The Technology Behind Ion Getter Pumps

Ion Getter Pumps were originally used before the advent of turbo molecular pumps, used in most vacuum applications which require high vacuum pressures of 10-6 mbar. Since turbo molecular pumps became commonplace, ion getter pumps have got even better by way of competition, and have also undergone a series of improvements in order to reach 10-9 mbar. Because of this, ion getter pumps are widely acknowledged by the surface science community as the cleanest and the most efficient way to achieve UHV.

But how do they work? It is well known that an ion getter pump is something which does not have moving parts, and captures and holds gas molecules by converting them into solid compounds. These compounds are then bound in the ion getter pump – allowing the pump to hold a vacuum even when it is not in operation. An ion getter pump is something which works with absolutely no vibration, and is shock-free. An added plus of these is the fact that maintenance is absolutely minimal.

The Assembly of an Ion Getter Pump

In order to achieve and maintain UHV, electron cloud development, gas molecule ionisation, and ion impact is imperative. An ion getter pump consists of one or more elements (which each consist of 2 respective cathode plates and an anode) for pumping. These are both the corresponding external permanent magnets, as well as the housing itself.

The elements themselves are of note in an ion getter pump because they do the actual pumping work. The anodes within them are made up of varying metal cylinders which are welded together in a honeycomb type fashion. At the centre of each cylinder is a penning cell. Essentially, the more cells an anode has, the higher the pumping speed of the element itself. They are located between the two cathodes, and separated from them by a gap of which gas travels through. Electronically, they are insulated via ceramic insulators. The anode and the corresponding cathodes are then connected tightly and then insulated.

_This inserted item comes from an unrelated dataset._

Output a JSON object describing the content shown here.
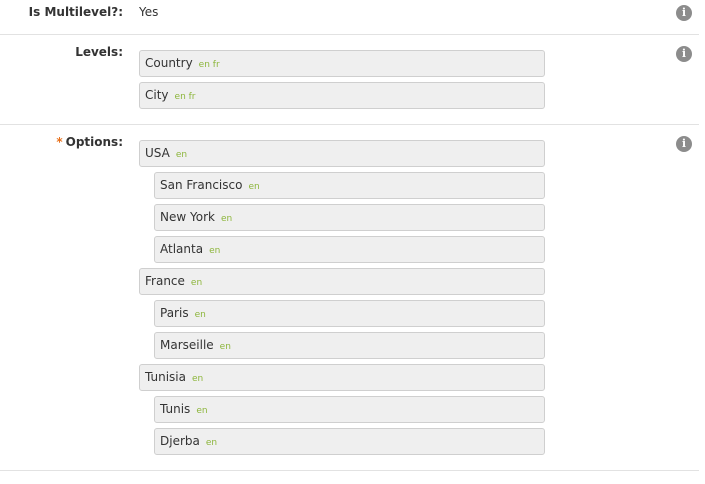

The housing then covers the elements- creating a small vacuum chamber which has pockets to hold the pumping elements.

How Do Titanium Sublimation Pumps Work with Ion Getter Pumps?

Not to be confused with the ion getter pump, the titanium sublimation pump is a useful accompaniment. Titanium sublimation pumps tend to have a high speed for pumping some gases, though of course the speed does vary depending on which gas. A titanium sublimation pump works by heating filaments of titanium alloy until the titanium itself sublimates from the surface of this filament into the vacuum which is created.

The titanium then is to precipitate on the surrounding surfaces within the vacuum and forms a thin layer over it. This layer has a high pumping speed when combined with reactive gas, and can be boosted further by cooling the surfaces by introducing water or liquid nitrogen depending on material. Titanium sublimation pumps are strongly recommended for gases such as H20, C0, CO2, and 02. Nitrogen as a coolant is recommended for pumping of H2 and N2.